Рожденный хромым, со склонностью к полноте (говорят, что в 17 лет он весил больше 100 килограммов при росте 172 сантиметра), он решил преобразить свое тело, занявшись в Кембриджском университете плаванием – и стал одним из лучших пловцов своего времени, без труда проплывая по 8–10 километров. В своем первом зарубежном путешествии, двухлетнем гран-туре по Средиземноморью в 1809–1810 годах, он посетил Испанию и Португалию, Албанию, Грецию, Турцию и Малую Азию, – и там же совершил свой легендарный заплыв.
Дарданеллы, который древние греки называли Геллеспонтом – это узкий и бурный пролив между Европой и Азией, соединяющий Эгейское и Мраморное моря. Из-за разной солености Средиземного и Черного морей здесь существуют два течения, поверхностное, с опресненной черноморской водой, идущее вдоль европейского берега из Мраморного моря в Эгейское, и придонное течение, с более соленой и плотной водой, идущее в обратном направлении. Из-за множества бухт в проливе возникают водовороты, а сильный ветер постоянно поднимает волну. В самом узком месте, между европейским Сестосом и азиатским Абидосом, всего полтора километра, но из-за сильных течений плавание здесь крайне опасно. В античном мифе юный Леандр из Абидоса полюбил Геро, жрицу Афродиты, жившую на другом берегу, в Сестосе, но их любовь должна была оставаться тайной. Каждую ночь Геро зажигала огонь на башне, и ее возлюбленный переплывал пролив, ориентируясь на этот свет; но однажды в бурю пламя погасло и Леандр сбился с пути. Наутро его тело прибило к ногам Геро, и в отчаянии она бросилась в море с башни.

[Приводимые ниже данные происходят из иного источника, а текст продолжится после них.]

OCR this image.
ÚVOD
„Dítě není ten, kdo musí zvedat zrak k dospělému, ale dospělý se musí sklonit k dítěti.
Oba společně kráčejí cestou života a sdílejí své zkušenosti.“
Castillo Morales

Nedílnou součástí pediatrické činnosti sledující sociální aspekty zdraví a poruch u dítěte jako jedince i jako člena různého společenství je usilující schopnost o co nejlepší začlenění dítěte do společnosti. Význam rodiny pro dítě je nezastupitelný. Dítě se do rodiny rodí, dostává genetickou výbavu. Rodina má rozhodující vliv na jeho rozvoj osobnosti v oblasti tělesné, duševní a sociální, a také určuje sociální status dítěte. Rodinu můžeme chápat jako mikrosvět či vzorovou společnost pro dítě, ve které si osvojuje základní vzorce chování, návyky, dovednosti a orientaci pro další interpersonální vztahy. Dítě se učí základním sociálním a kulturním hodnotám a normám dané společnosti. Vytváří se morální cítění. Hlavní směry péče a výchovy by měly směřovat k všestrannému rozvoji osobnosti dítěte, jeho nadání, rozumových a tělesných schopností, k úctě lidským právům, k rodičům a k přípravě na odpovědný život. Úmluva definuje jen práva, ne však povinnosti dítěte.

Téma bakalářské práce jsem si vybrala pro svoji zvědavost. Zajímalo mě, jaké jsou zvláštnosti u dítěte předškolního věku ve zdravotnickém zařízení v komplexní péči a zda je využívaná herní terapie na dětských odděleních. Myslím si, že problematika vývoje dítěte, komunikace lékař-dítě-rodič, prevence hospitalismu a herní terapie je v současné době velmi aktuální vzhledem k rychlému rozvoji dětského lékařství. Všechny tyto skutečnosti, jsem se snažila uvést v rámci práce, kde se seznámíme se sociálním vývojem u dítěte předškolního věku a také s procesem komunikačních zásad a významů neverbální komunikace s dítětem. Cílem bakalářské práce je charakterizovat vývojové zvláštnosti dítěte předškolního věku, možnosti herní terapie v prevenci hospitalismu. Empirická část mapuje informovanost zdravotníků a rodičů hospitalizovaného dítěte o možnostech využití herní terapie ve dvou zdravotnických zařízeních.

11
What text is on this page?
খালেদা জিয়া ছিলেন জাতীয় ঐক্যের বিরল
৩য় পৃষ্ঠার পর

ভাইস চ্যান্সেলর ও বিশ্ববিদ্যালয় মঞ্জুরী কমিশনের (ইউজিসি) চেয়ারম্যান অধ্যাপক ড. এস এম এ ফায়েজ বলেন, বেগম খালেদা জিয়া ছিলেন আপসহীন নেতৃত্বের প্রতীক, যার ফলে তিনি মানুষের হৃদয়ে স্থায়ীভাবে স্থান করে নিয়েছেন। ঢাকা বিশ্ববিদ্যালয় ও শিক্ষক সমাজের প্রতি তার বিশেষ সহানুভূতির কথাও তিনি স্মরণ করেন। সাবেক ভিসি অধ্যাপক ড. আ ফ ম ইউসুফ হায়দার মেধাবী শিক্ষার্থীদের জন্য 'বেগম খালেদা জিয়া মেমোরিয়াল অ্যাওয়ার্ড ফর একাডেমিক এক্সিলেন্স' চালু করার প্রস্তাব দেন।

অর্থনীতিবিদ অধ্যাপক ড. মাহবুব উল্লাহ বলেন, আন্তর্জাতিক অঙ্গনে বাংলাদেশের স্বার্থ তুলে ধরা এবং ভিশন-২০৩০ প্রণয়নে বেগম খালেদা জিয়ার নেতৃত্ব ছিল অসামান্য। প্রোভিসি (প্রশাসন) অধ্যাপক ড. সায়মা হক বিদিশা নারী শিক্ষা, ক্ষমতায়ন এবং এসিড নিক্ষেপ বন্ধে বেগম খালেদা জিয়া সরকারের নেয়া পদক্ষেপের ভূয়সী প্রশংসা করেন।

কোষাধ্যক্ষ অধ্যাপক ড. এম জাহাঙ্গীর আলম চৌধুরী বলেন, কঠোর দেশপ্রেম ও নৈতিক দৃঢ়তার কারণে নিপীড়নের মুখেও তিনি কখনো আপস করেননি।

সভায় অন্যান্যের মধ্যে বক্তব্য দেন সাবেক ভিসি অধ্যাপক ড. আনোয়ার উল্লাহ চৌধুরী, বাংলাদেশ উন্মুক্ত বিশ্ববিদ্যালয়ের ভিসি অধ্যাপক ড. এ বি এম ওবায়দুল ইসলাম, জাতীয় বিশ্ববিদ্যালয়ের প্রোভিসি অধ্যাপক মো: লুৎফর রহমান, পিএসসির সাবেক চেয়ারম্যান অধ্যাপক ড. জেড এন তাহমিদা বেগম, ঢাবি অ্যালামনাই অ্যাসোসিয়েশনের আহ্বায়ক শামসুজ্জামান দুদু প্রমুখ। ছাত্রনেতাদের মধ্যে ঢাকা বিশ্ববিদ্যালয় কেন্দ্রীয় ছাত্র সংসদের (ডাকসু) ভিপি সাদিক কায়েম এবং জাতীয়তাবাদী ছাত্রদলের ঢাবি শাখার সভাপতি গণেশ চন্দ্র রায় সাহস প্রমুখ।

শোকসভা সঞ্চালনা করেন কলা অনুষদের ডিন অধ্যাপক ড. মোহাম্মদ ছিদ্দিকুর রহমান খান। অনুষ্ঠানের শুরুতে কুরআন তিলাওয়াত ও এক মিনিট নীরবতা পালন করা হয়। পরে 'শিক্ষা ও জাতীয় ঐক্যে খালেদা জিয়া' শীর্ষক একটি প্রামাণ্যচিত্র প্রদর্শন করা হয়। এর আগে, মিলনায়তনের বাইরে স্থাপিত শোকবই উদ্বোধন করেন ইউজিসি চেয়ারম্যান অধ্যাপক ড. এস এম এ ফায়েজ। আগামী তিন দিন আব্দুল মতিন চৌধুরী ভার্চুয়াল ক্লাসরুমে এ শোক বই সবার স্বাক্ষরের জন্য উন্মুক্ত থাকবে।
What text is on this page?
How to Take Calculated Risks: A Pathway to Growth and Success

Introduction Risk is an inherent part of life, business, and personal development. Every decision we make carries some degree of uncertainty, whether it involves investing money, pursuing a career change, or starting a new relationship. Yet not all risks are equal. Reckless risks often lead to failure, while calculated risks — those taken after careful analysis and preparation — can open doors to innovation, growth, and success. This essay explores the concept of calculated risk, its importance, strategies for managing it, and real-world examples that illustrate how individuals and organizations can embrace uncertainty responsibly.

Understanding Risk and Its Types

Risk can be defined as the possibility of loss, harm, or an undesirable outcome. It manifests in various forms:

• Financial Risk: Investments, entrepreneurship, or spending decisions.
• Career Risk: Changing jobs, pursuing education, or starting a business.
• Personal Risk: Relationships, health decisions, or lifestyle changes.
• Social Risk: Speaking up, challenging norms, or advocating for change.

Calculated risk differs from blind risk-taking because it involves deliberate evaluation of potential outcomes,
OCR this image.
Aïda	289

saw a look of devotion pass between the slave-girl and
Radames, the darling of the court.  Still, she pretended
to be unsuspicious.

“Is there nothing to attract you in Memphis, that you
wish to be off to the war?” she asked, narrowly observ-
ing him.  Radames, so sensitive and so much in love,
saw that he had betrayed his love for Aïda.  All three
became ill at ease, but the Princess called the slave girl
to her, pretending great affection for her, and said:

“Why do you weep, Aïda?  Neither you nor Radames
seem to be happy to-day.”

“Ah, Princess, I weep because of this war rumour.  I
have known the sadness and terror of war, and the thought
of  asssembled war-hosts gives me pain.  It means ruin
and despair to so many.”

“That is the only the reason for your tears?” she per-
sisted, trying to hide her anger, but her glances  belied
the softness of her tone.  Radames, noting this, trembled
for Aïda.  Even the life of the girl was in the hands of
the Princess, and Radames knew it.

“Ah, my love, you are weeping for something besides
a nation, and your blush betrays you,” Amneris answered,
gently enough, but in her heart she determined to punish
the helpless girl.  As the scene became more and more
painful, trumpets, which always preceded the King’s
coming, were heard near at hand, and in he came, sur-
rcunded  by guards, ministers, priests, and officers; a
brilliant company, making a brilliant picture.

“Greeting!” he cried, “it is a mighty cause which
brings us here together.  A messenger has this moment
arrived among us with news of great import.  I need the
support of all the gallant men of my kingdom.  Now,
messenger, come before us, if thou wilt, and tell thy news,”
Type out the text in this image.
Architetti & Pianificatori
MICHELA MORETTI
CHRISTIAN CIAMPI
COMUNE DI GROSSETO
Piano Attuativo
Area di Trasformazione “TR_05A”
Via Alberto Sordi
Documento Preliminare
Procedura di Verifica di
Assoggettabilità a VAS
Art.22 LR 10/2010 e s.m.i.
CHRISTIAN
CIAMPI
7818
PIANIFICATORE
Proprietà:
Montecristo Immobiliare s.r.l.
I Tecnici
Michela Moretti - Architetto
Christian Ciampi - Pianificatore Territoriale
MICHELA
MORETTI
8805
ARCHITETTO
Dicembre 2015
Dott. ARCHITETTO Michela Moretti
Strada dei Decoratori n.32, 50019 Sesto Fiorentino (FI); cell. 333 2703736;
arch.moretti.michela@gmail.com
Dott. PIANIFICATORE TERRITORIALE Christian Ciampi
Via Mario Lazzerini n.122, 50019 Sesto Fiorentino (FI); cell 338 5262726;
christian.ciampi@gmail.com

Эта легенда, воспетая Овидием и Шиллером, а также Кристофером Марло в своей знаменитой эротической поэме, была, несомненно, хорошо известна Байрону, и он решил покорить Геллеспонт в том же самом месте, чтобы доказать, что заплыв Леандра был вполне возможен и история двух возлюбленных – не миф. Первая попытка состоялась в апреле 1810 года, но из-за сильного течения и холодной воды заплыв был остановлен. Вторая попытка была удачной: 3 мая 1810 года лорд Байрон и лейтенант Королевского флота Уильям Экенхед переплыли Дарданеллы в сопровождении лодки, и хотя расстояние между двумя берегами по прямой составляет полтора километра, пловцы из-за сильного течения проплыли более шести. Плыли они брассом – кроль пришел в Европу лишь в середине XIX века от американских индейцев, но еще долгое время считался «варварским» стилем – при этом Байрон истратил 1 час 10 минут, а Экенхед был на 5 минут быстрее, хотя об этом факте Байрон впоследствии упоминал весьма расплывчато. В любом случае, это было выдающееся достижение: сегодня рекорд на том же маршруте (вольным стилем и в гидрокостюме) составляет 48 минут. Байрон этим по праву гордился и даже упоминал в своем «Доне Жуане»: описывая, как его герой плавал в родном Гвадалквивире, поэт без ложной скромности замечает:
He could, perhaps, have passed the Hellespont,As once (a feat on which ourselves we prided)Leander, Mr. Ekenhead, and I did 4.Герой-романтик и герой-покоритель рождался и как герой-атлет, для которого его физические достижения и рекорды были ничуть не менее важны, чем успехи на военном, политическом или поэтическом поприще – новой эпохе нужно было новое, спортивное тело.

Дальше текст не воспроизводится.